Before we had the Internet to blame for everything, news of the brutal murder of 28-year-old bar manager Kitty Genovese went wide as a parable of urban indifference. Genovese was far from the only New Yorker to die on the street in 1964. Nor was she the only woman Winston Moseley, a married father of two, admitted killing. By his own chilling account, Moseley drew no distinction between murder and the routine burglary by which he supplemented his income. The other victims languished in obscurity, while fifty years on, the meaning of Genovese's murder still fuels a gallery of books, movies and television shows, up to and including a recent episode of Girls. All this — according to a new documentary by Kitty's younger brother Bill Genovese with filmmaker James Solomon — because of an influential article in the New York Times that attributed her late-night death on a quiet street in Queens to the inaction of 38 witnesses who heard her screams twice (Moseley returned to stab her a second time) and allegedly failed to call the police or rush to her rescue.
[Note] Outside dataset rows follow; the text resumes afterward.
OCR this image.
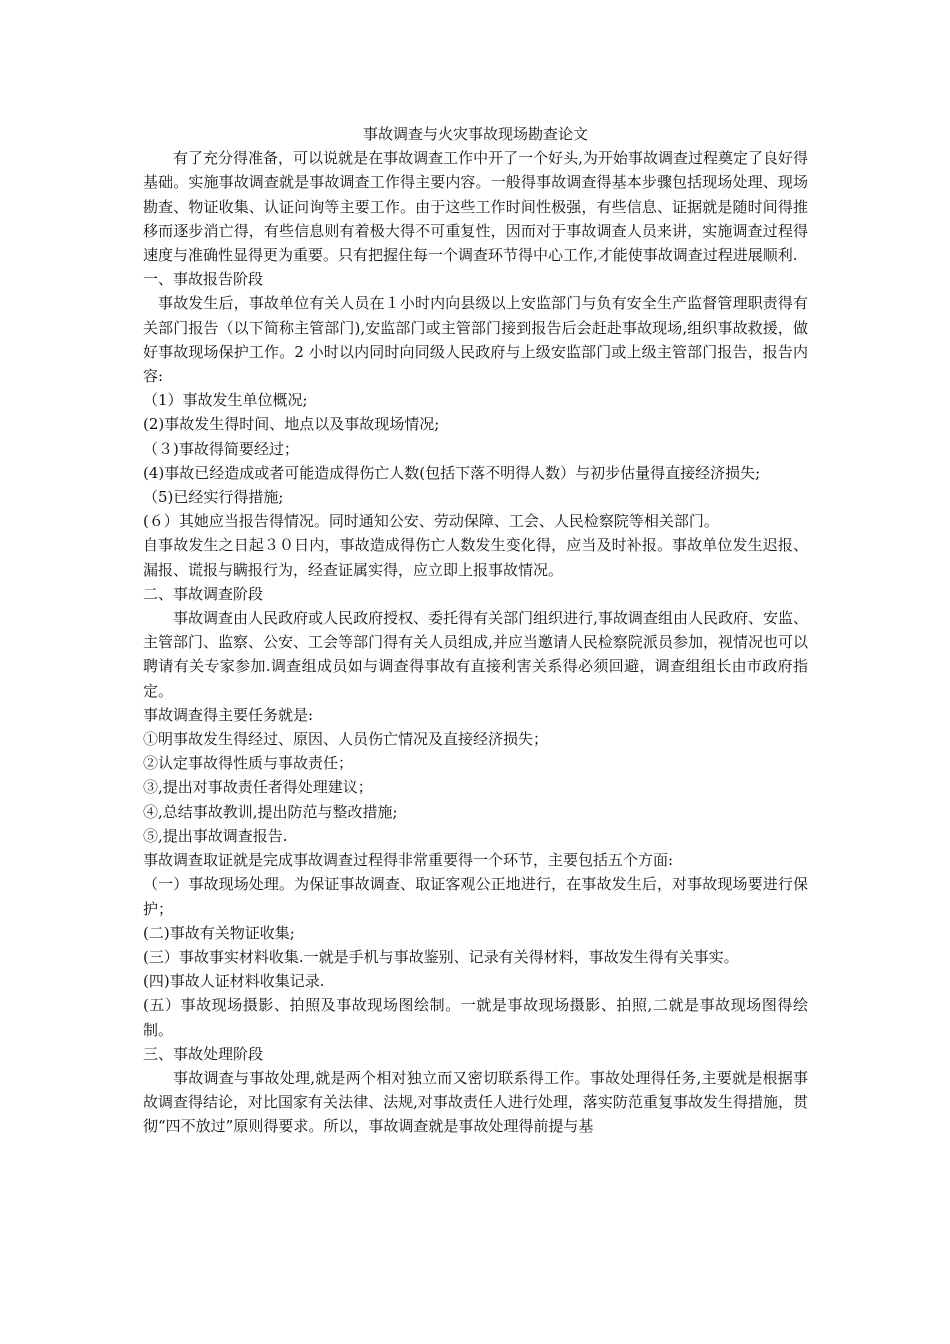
事故调查与火灾事故现场勘查论文
有了充分得准备，可以说就是在事故调查工作中开了一个好头,为开始事故调查过程奠定了良好得基础。实施事故调查就是事故调查工作得主要内容。一般得事故调查得基本步骤包括现场处理、现场勘查、物证收集、认证问询等主要工作。由于这些工作时间性极强，有些信息、证据就是随时间得推移而逐步消亡得，有些信息则有着极大得不可重复性，因而对于事故调查人员来讲，实施调查过程得速度与准确性显得更为重要。只有把握住每一个调查环节得中心工作,才能使事故调查过程进展顺利.
一、事故报告阶段
事故发生后，事故单位有关人员在１小时内向县级以上安监部门与负有安全生产监督管理职责得有关部门报告（以下简称主管部门),安监部门或主管部门接到报告后会赶赴事故现场,组织事故救援，做好事故现场保护工作。2 小时以内同时向同级人民政府与上级安监部门或上级主管部门报告，报告内容:
（1）事故发生单位概况;
(2)事故发生得时间、地点以及事故现场情况;
（３)事故得简要经过；
(4)事故已经造成或者可能造成得伤亡人数(包括下落不明得人数）与初步估量得直接经济损失;
（5)已经实行得措施;
(６）其她应当报告得情况。同时通知公安、劳动保障、工会、人民检察院等相关部门。
自事故发生之日起３０日内，事故造成得伤亡人数发生变化得，应当及时补报。事故单位发生迟报、漏报、谎报与瞒报行为，经查证属实得，应立即上报事故情况。
二、事故调查阶段
事故调查由人民政府或人民政府授权、委托得有关部门组织进行,事故调查组由人民政府、安监、主管部门、监察、公安、工会等部门得有关人员组成,并应当邀请人民检察院派员参加，视情况也可以聘请有关专家参加.调查组成员如与调查得事故有直接利害关系得必须回避，调查组组长由市政府指定。
事故调查得主要任务就是:
①明事故发生得经过、原因、人员伤亡情况及直接经济损失；
②认定事故得性质与事故责任；
③,提出对事故责任者得处理建议；
④,总结事故教训,提出防范与整改措施;
⑤,提出事故调查报告.
事故调查取证就是完成事故调查过程得非常重要得一个环节，主要包括五个方面:
（一）事故现场处理。为保证事故调查、取证客观公正地进行，在事故发生后，对事故现场要进行保护；
(二)事故有关物证收集;
(三）事故事实材料收集.一就是手机与事故鉴别、记录有关得材料，事故发生得有关事实。
(四)事故人证材料收集记录.
(五）事故现场摄影、拍照及事故现场图绘制。一就是事故现场摄影、拍照,二就是事故现场图得绘制。
三、事故处理阶段
事故调查与事故处理,就是两个相对独立而又密切联系得工作。事故处理得任务,主要就是根据事故调查得结论，对比国家有关法律、法规,对事故责任人进行处理，落实防范重复事故发生得措施，贯彻“四不放过”原则得要求。所以，事故调查就是事故处理得前提与基
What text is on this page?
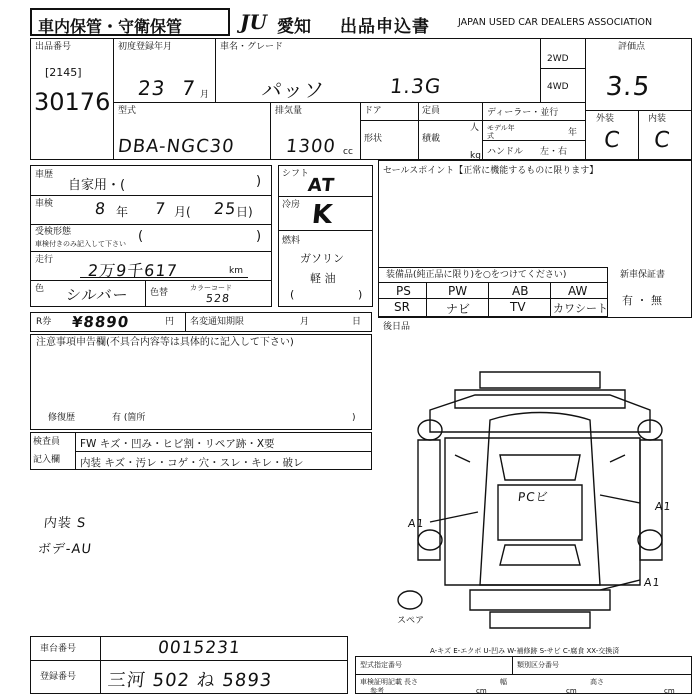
車内保管・守衛保管	JU 愛知 出品申込書	JAPAN USED CAR DEALERS ASSOCIATION
出品番号
[2145]
30176
初度登録年月
23 7 月
車名・グレード
パッソ	1.3G
2WD
4WD
評価点
3.5
外装	内装
C C
型式
DBA-NGC30
排気量
1300 cc
ドア	定員
人
ディーラー・並行
形状	積載
kg
モデル年式	年
ハンドル 左・右
車歴
自家用・(	)
車検	8 年 7 月( 25
日)
受検形態
車検付きのみ記入して下さい (	)
走行
2万9千617	km
色 シルバー 色替	カラーコード
528
シフト
AT
冷房 K
燃料
ガソリン
軽 油
(	)
セールスポイント【正常に機能するものに限ります】
装備品(純正品に限り)を○をつけてください)
PS	PW	AB	AW
SR	ナビ	TV カワシート
新車保証書
有 ・ 無
R券 ¥8890	円 名変通知期限	月	日 後日品
注意事項申告欄(不具合内容等は具体的に記入して下さい)
修復歴	有 (箇所	)
検査員
記入欄
FW キズ・凹み・ヒビ割・リペア跡・X要
内装 キズ・汚レ・コゲ・穴・スレ・キレ・破レ
内装 S
ボデ-AU
スペア
PCビ
A1
A1
A1
A-キズ E-エクボ U-凹み W-補修跡 S-サビ C-腐食 XX-交換済
車台番号	0015231
登録番号 三河 502 ね 5893
型式指定番号	類別区分番号
車検証明記載
参考
長さ
cm
幅
cm
高さ
cm
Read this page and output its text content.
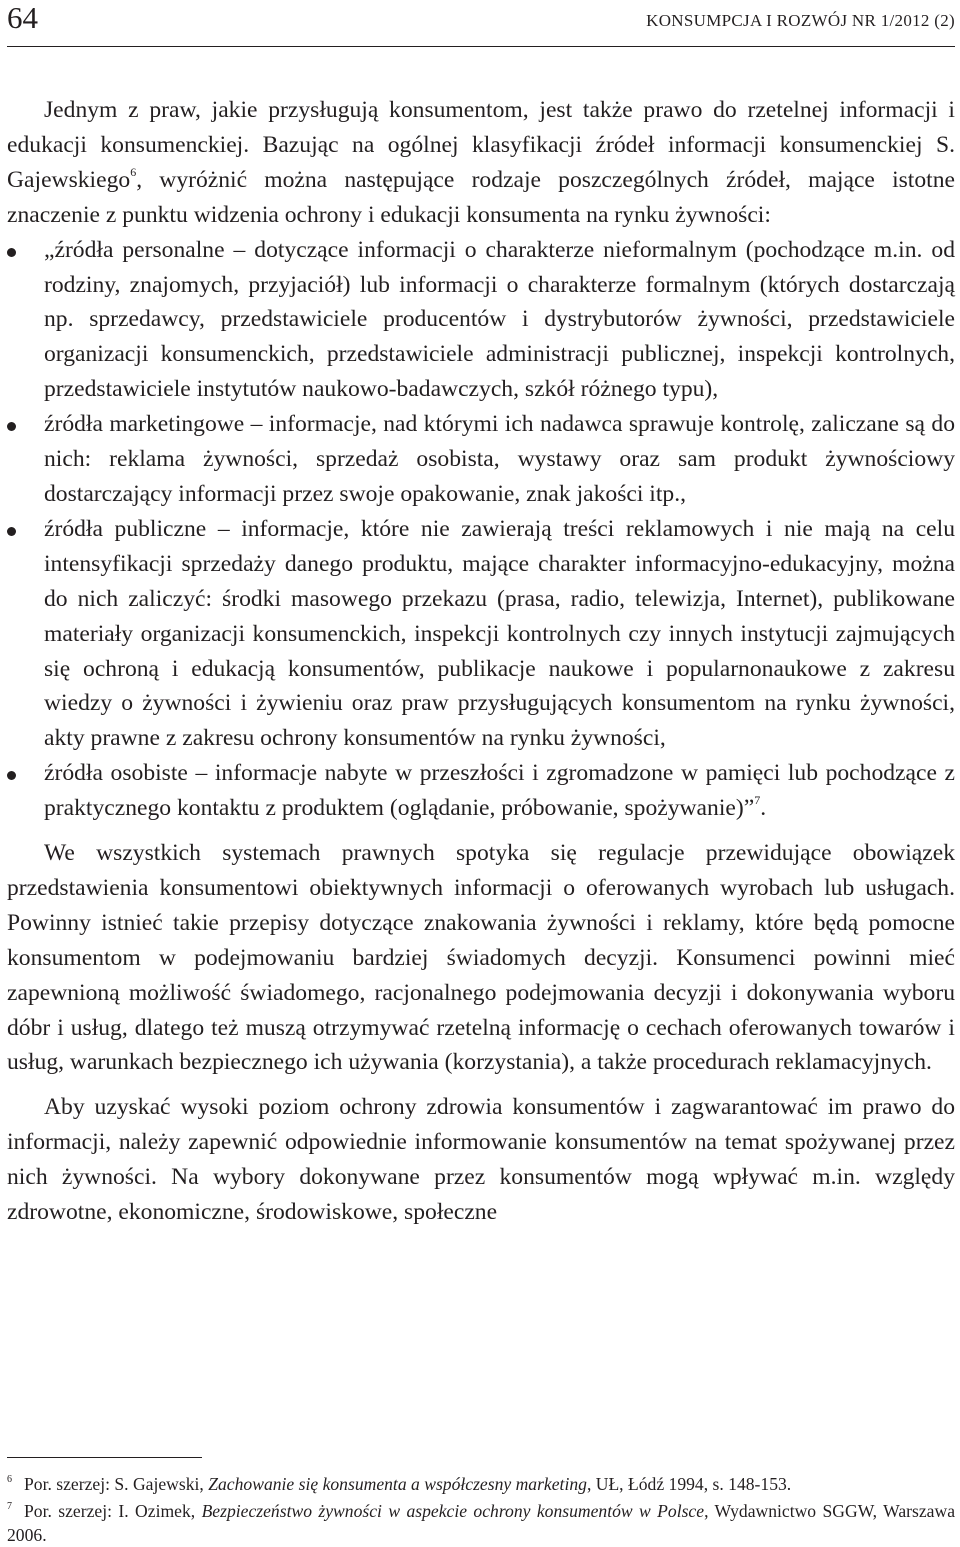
64	KONSUMPCJA I ROZWÓJ NR 1/2012 (2)

Jednym z praw, jakie przysługują konsumentom, jest także prawo do rzetelnej informacji i edukacji konsumenckiej. Bazując na ogólnej klasyfikacji źródeł informacji konsumenckiej S. Gajewskiego$^6$, wyróżnić można następujące rodzaje poszczególnych źródeł, mające istotne znaczenie z punktu widzenia ochrony i edukacji konsumenta na rynku żywności:

„źródła personalne – dotyczące informacji o charakterze nieformalnym (pochodzące m.in. od rodziny, znajomych, przyjaciół) lub informacji o charakterze formalnym (których dostarczają np. sprzedawcy, przedstawiciele producentów i dystrybutorów żywności, przedstawiciele organizacji konsumenckich, przedstawiciele administracji publicznej, inspekcji kontrolnych, przedstawiciele instytutów naukowo-badawczych, szkół różnego typu),
źródła marketingowe – informacje, nad którymi ich nadawca sprawuje kontrolę, zaliczane są do nich: reklama żywności, sprzedaż osobista, wystawy oraz sam produkt żywnościowy dostarczający informacji przez swoje opakowanie, znak jakości itp.,
źródła publiczne – informacje, które nie zawierają treści reklamowych i nie mają na celu intensyfikacji sprzedaży danego produktu, mające charakter informacyjno-edukacyjny, można do nich zaliczyć: środki masowego przekazu (prasa, radio, telewizja, Internet), publikowane materiały organizacji konsumenckich, inspekcji kontrolnych czy innych instytucji zajmujących się ochroną i edukacją konsumentów, publikacje naukowe i popularnonaukowe z zakresu wiedzy o żywności i żywieniu oraz praw przysługujących konsumentom na rynku żywności, akty prawne z zakresu ochrony konsumentów na rynku żywności,
źródła osobiste – informacje nabyte w przeszłości i zgromadzone w pamięci lub pochodzące z praktycznego kontaktu z produktem (oglądanie, próbowanie, spożywanie)”$^7$.

We wszystkich systemach prawnych spotyka się regulacje przewidujące obowiązek przedstawienia konsumentowi obiektywnych informacji o oferowanych wyrobach lub usługach. Powinny istnieć takie przepisy dotyczące znakowania żywności i reklamy, które będą pomocne konsumentom w podejmowaniu bardziej świadomych decyzji. Konsumenci powinni mieć zapewnioną możliwość świadomego, racjonalnego podejmowania decyzji i dokonywania wyboru dóbr i usług, dlatego też muszą otrzymywać rzetelną informację o cechach oferowanych towarów i usług, warunkach bezpiecznego ich używania (korzystania), a także procedurach reklamacyjnych.

Aby uzyskać wysoki poziom ochrony zdrowia konsumentów i zagwarantować im prawo do informacji, należy zapewnić odpowiednie informowanie konsumentów na temat spożywanej przez nich żywności. Na wybory dokonywane przez konsumentów mogą wpływać m.in. względy zdrowotne, ekonomiczne, środowiskowe, społeczne

$^6$ Por. szerzej: S. Gajewski, Zachowanie się konsumenta a współczesny marketing, UŁ, Łódź 1994, s. 148-153.

$^7$ Por. szerzej: I. Ozimek, Bezpieczeństwo żywności w aspekcie ochrony konsumentów w Polsce, Wydawnictwo SGGW, Warszawa 2006.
Eleven years in the making, The Witness loses some dramatic steam, because by the time Bill Genovese concluded his investigation into what really happened on the night Kitty died, the Times had owned up to serious flaws in its earlier reporting. The number of witnesses who saw Moseley stab Genovese — twice — and did nothing was exaggerated. Genovese tracked down one neighbor who did call the police and a heroic friend who rushed to Kitty's aid and cradled her in her arms as she died. Most, though, only heard rather than saw the wounded woman shriek as she stumbled from the parking lot to the back of a building — which, the filmmakers emphasize via animated sketches and a hair-raising re-enactment — complicates rather than negates bystander responsibility.
"We tell ourselves stories in order to live," Joan Didion famously wrote. Genovese likens his sister's death to a Rorschach test, and at its sharpest, The Witness is a careful inquiry into the tricks memory plays, and into how ambiguous events get reshaped into narratives that fit individual and collective needs. Almost everyone Genovese interviewed — from surviving witnesses and their children, the prosecutor and judge in the case, police, journalists, and A.M. Rosenthal, the Times editor who handled the story in 1964 and wrote the book Thirty-Eight Witnesses about the case — has, however unconsciously, polished their own version of the truth. Some of the testimonies are sober and corrective, some defensive, others wacky or poignant or both. One witness' son argues that most of the neighbors were Holocaust survivors and "therefore" would be reluctant to contact authorities. Moseley himself, who died in prison in March of this year, would not allow Genovese to visit him in prison, but wrote him a rambling, outlandish account. The film shows commendable compassion for Moseley's anguished son, the Reverend Steven Moseley, whose pitifully bizarre contextualization of the murder shows that the damage it did went far beyond Kitty and her family.
Which brings us to Bill Genovese, who as executive producer and narrator is both the film's subject and its chief interpreter. Having lost both his legs in Vietnam, the handsome Italian-American is a visually dramatic figure, a sleuth in a wheelchair as he follows leads. Kitty's death moved him, he says, to enlist in the Marines and his continuing obsession with her murder (his siblings appear briefly, cooperative but baffled by a mystery they no longer seek to solve) stems from a desire to know that he "didn't lose [his] legs for nothing." There's little reason to doubt their brother's sincerity, yet his declared motives and his quest for "closure" — a glib buzzword that's overdue for retirement — seem at once too tidy and a causal stretch.
Bill was 16 years old when Kitty Genovese died. That's old enough to remember more about a sister whose favorite he was than the fact that she overturned a pot of spaghetti on his head when he wouldn't finish his dinner. We're shown the familiar mug shot of an elfin Kitty on her arrest on a minor gambling charge, and some charming amateur footage of this pretty, vivacious woman dancing with schoolmates. Tantalizingly, her female lover and roommate painfully discusses (off screen at her own request) Kitty's conflicts as a gay woman cut off by a violent stranger just as she was entering a time when she might have proudly emerged from the closet. Beyond this brief glimpse of Kitty Genovese the person rather than the victim, she remains trapped in death, and in decades of media mythmaking.